The following example demonstrates the different usecases for attributes and special methods like FB_INIT and FB_EXIT. Please download the sensor.project and take a look to the source code.

Inside the project we will find two types of function blocks implementing a sensor (GenericSensor and SpecificSensor). The function block SpecificSensor extends the function block GenericSensor and this extends an CBML.LConC behaviour model. The other major function block in this project is the one with the name SensorList witch extends a LAT.IList implementation LAT.List. All sensors which are necessary to providing the recommended solution are declared inside a global variable list GVL. The FB_INIT method of the sensor implementation will automatically add each sensor to the sensor list. This collection of sensors is then processed in every cycle of the PLC_PRG main program.

_images/sensor.png

For testing, please open the GVL and open the various Sensor function blocks. You can use the xEnable input variable to start and stop a sensor and get some impression about the functionality by observing the counter variables.

Helper Structures for Generic Types

Using the generic types defines in IEC 61131-3 results in some new data structures:

The list of generic types supported in CODESYS:

Generic data types

Groups of elementary data types

ANY

STRUCT, ARRAY, POINTER, …

ANY_NUM

ANY_REAL

REAL, LREAL

ANY_INT

USINT, UINT, UDINT, ULINT, __UXINT,
SINT, INT, DINT, LINT, __XINT

ANY_DURATION 1

TIME, LTIME

ANY_STRING

STRING, WSTRING

ANY_DATE

DATE_AND_TIME, DATE, TIME_OF_DAY

1

Not yet implemented (CDS-60989)

Example

{attribute 'qualified_only'}
{attribute 'strict'}
TYPE ENCODINGS :
(
    UNKNOWN,
    WINDOWS1252,
    UCS2
);
END_TYPE

This enumerable data type represent the two different encoding schemes for strings in CODESYS.
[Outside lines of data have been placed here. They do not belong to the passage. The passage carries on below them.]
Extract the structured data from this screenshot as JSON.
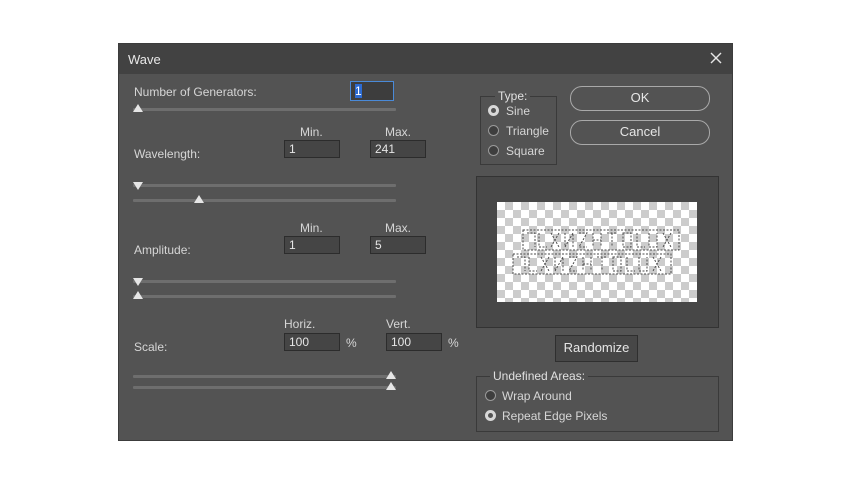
{
  "dialog": {
    "title": "Wave"
  },
  "generators": {
    "label": "Number of Generators:",
    "value": "1",
    "slider_fraction": 0.0
  },
  "wavelength": {
    "label": "Wavelength:",
    "min_header": "Min.",
    "max_header": "Max.",
    "min_value": "1",
    "max_value": "241",
    "min_slider_fraction": 0.0,
    "max_slider_fraction": 0.24
  },
  "amplitude": {
    "label": "Amplitude:",
    "min_header": "Min.",
    "max_header": "Max.",
    "min_value": "1",
    "max_value": "5",
    "min_slider_fraction": 0.0,
    "max_slider_fraction": 0.0
  },
  "scale": {
    "label": "Scale:",
    "horiz_header": "Horiz.",
    "vert_header": "Vert.",
    "horiz_value": "100",
    "vert_value": "100",
    "percent_symbol": "%",
    "horiz_slider_fraction": 1.0,
    "vert_slider_fraction": 1.0
  },
  "type_group": {
    "legend": "Type:",
    "options": [
      {
        "label": "Sine",
        "selected": true
      },
      {
        "label": "Triangle",
        "selected": false
      },
      {
        "label": "Square",
        "selected": false
      }
    ]
  },
  "buttons": {
    "ok": "OK",
    "cancel": "Cancel",
    "randomize": "Randomize"
  },
  "undefined_areas": {
    "legend": "Undefined Areas:",
    "options": [
      {
        "label": "Wrap Around",
        "selected": false
      },
      {
        "label": "Repeat Edge Pixels",
        "selected": true
      }
    ]
  },
  "icons": {
    "close": "close-icon",
    "slider_thumb_down": "triangle-down-icon",
    "slider_thumb_up": "triangle-up-icon"
  },
  "colors": {
    "dialog_bg": "#535353",
    "titlebar_bg": "#424242",
    "field_bg": "#454545",
    "focus": "#4a8ad8"
  }
}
FUNCTION Encoding : ENCODINGS
VAR_INPUT
    sValue : ANY_STRING;
END_VAR

A function which can be instructed to operate on variables (no literals!) of type STRING or WSTRING with any length.

IF sValue.TypeClass = __SYSTEM.TYPE_CLASS.TYPE_STRING THEN
    Encoding := ENCODINGS.WINDOWS1252;
ELSIF sValue.TypeClass = __SYSTEM.TYPE_CLASS.TYPE_WSTRING THEN
    Encoding := ENCODINGS.UCS2;
ELSE
    Encoding := ENCODINGS.UNKNOWN;
END_IF
The encoding for the content of a variable of type STRING is Windows-1252.
The encoding for the content of a variable of type WSTRING is UCS-2.